Civic education can convert our democracy deficit into an abundance of civic knowledge and energy. This idea is not new. In describing the purposes of public education, Thomas Jefferson stated, "The objects of primary education … are to instruct the mass of citizens in these: their rights, interests, and duties as men and citizens … to understand his duties to his neighbors and country, and to discharge with competence the functions confided to him by either."

While much has changed in the two centuries since Jefferson wrote, his words continue to resonate. If we want future generations of Americans to sustain our democracy, we must educate them to be informed, skilled and engaged citizens.

The Florida Legislature has taken a first step. Today every middle school student is required to take one semester of civics. This summer a coalition of the Florida Bar, the League of Women Voters, the Lou Frey Institute of Politics at the University of Central Florida and the Bob Graham Center for Public Service at the University of Florida, with the generous support of the Helios Foundation, trained 133 middle school teachers to teach participatory democracy. More will be trained next summer.

Admittedly, our schools are being asked to educate students in everything from hygiene to driving a car. But there are creative ways to blend citizenship into other subjects. While an elementary student is learning the skills of reading, why not also start teaching him or her the content of American history? While high school chemistry students are focused on elements and compounds, wouldn't the course be more relevant if they also learned how science and civics have combined to make our air and water cleaner and safer?

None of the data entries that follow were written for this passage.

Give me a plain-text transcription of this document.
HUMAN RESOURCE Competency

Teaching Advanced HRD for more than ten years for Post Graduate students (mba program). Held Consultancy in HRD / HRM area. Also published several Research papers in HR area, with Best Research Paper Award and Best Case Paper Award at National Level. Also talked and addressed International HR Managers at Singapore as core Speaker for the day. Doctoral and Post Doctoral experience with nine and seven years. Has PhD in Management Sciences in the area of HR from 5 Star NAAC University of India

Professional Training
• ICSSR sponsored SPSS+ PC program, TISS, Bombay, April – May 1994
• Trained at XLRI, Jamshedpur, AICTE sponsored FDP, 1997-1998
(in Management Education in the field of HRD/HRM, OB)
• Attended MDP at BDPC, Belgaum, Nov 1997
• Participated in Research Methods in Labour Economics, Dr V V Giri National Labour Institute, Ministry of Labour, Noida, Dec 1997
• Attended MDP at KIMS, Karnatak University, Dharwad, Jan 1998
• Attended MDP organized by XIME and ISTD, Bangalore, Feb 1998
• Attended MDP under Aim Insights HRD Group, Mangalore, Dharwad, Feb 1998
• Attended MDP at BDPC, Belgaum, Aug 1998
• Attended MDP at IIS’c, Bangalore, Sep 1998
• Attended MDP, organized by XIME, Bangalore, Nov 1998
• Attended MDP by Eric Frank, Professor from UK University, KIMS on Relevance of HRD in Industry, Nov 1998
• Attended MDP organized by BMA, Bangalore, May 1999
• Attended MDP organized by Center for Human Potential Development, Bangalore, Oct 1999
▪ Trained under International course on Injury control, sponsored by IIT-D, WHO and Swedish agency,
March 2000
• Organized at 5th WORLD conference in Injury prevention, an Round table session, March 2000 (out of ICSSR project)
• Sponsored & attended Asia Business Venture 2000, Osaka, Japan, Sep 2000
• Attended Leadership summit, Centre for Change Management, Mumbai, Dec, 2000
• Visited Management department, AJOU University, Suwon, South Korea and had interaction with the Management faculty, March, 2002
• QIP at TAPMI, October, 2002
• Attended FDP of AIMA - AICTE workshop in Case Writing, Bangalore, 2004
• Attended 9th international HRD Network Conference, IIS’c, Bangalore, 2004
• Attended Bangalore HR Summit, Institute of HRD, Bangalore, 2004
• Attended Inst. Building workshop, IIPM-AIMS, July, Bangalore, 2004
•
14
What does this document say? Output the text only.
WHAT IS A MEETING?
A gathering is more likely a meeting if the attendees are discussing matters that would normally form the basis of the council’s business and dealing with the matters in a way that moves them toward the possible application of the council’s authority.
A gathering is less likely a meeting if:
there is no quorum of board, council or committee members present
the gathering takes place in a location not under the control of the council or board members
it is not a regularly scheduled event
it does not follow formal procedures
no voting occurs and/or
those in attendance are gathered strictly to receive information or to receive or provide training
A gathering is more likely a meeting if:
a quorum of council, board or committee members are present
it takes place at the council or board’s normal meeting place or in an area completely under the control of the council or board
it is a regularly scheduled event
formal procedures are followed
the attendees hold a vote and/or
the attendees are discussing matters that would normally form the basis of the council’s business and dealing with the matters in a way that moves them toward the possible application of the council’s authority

In the age of high-stakes testing, a major advance will be the inclusion of civics in state assessments, such as the Florida Comprehensive Assessment Test, and the national No Child Left Behind student evaluation. The reality is if a subject is not tested, it tends to disappear from the curriculum. While not all policymakers agree with the current testing regimes, we should all be able to agree that if reading, math and science are tested, it does a disservice to our student citizens and our democracy if we fail to test civics.

Democracy does not automatically renew itself in each generation. Sustaining it requires a continued commitment to ensuring that all citizens have the knowledge, competence and motivation to make their mark on the American story.

Bob Graham is a former Florida U.S. senator, governor and state legislator.